これに対しては、日本人と同じ待遇が保障されているという建前が返ってきます。果たしてその通りになるでしょうか。既に、受け入れられている研修制度などで中小企業などで受け入れた労働者に対する待遇では次のような問題が出てきています。

「一年間の研修を終えて実習生になると、受入企業には日本人並みの賃金を払うことが義務づけられますが、悪質な企業では時給1000円程度しか払っていないとか、管理費等の名目で給与から天引きをしているとか、幹旋業者に支払う手数料を天引きしているという実態も報告されています。 給与の大半を貯金させて、通帳をパスポートなどと一緒に企業が管理するということもよく行われています。また、研修生の中には、受け入れ企業での対応の悪さや賃金の低さなどから、「失綜」してしまう事例が毎年のように報告されています。そこまで悪質でなかったとしても、多くの企業では研修とは名ばかりで、研修生実習生は安価な労働力として活用されているのが実態です。個々 の企業が研修生を「受け入れる」人数には上限がありますが、制度の網をかいくぐってそれ以上の研修生を働かせている企業もあります。
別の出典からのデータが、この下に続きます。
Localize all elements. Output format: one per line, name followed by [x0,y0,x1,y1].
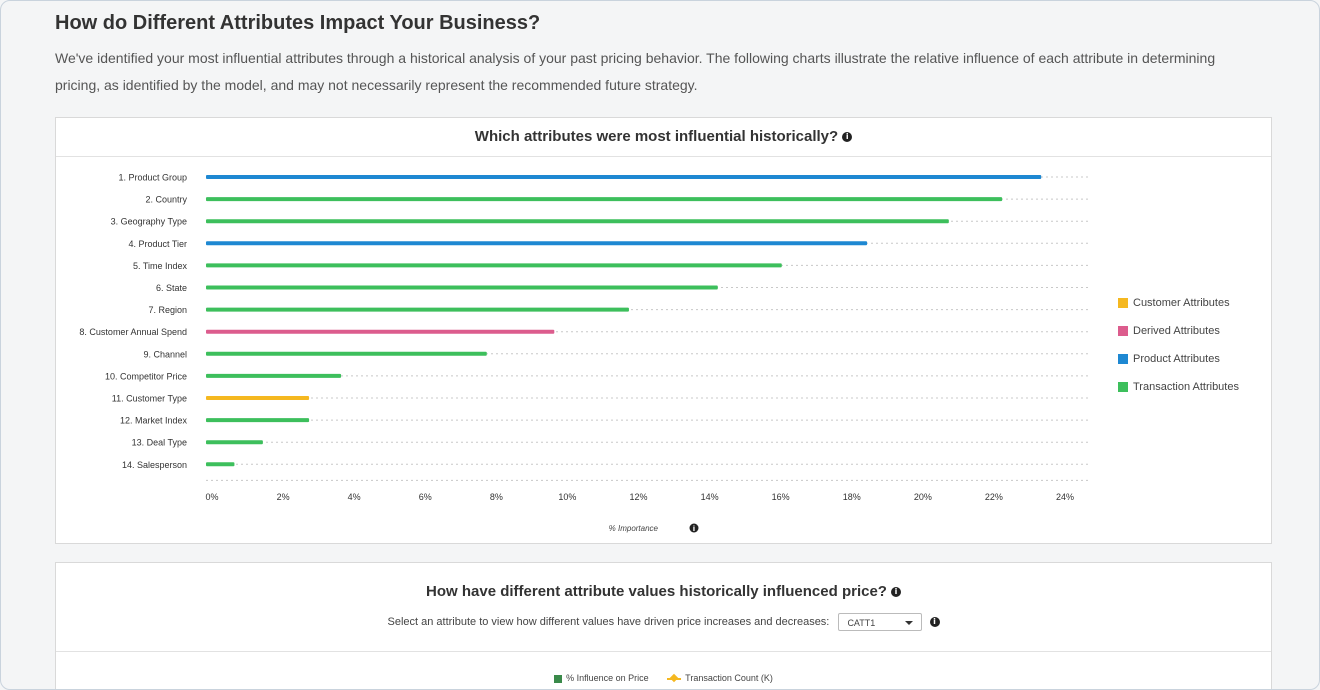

(「格差と貧困がわかる20講」 明石書店)

公的機関が監視するというが、昨年末も

熊本

で脱走した人たちの集団がありましたが、監視機能は働きませんでした。
「インドネシア政府側は、看護師・介護福祉士候補者に対しそれぞれ二○ 万円、一七万五○   円(いずれも税込み)以上の給与を日本側に要望した」が「日本はあくまで現地の要望として法人に伝えると口頭で確認し合ったまでにすぎない」(雑誌『世界』2008.10)のであり、厚生労働省の本音がどこにあるのか。先の福祉以外の労働者受け入れからも考えておかないといけない。

     介護報酬の削減の口実にならないか。

 来年度介護報酬をアップすると宣伝していますが、2000年の制度開始時にも戻りません。介護保険制度の破綻を阻止したい厚生労働省が報酬削減を企図していることは明らかです。これまでも、事業所が黒字になっているという難癖をつけて、報酬を削減してきました。事業所は赤字を続けることはできませんので、非常勤職員を増やしたり、総額を減らすための工夫をします。そうすると、3年後の見直しで黒字だという理由で切り下げてきたのです。今でも、経営が苦しいので、日本人並み待遇がパート職員に合わせられ、人件費の節減に使われ、そして、報酬減になる可能性は高いのに、それに、無頓着な関係者も多いのです。

     背に腹は代えられない。

それでも、現場は人手不足だし、どうするのか。その怒りは国政に向けられるべきです。目の前の年寄りをどうするのかと、責める必要があります。年末の厚生労働省前の派遣村という行動はそのことの大切を訴えているように思います。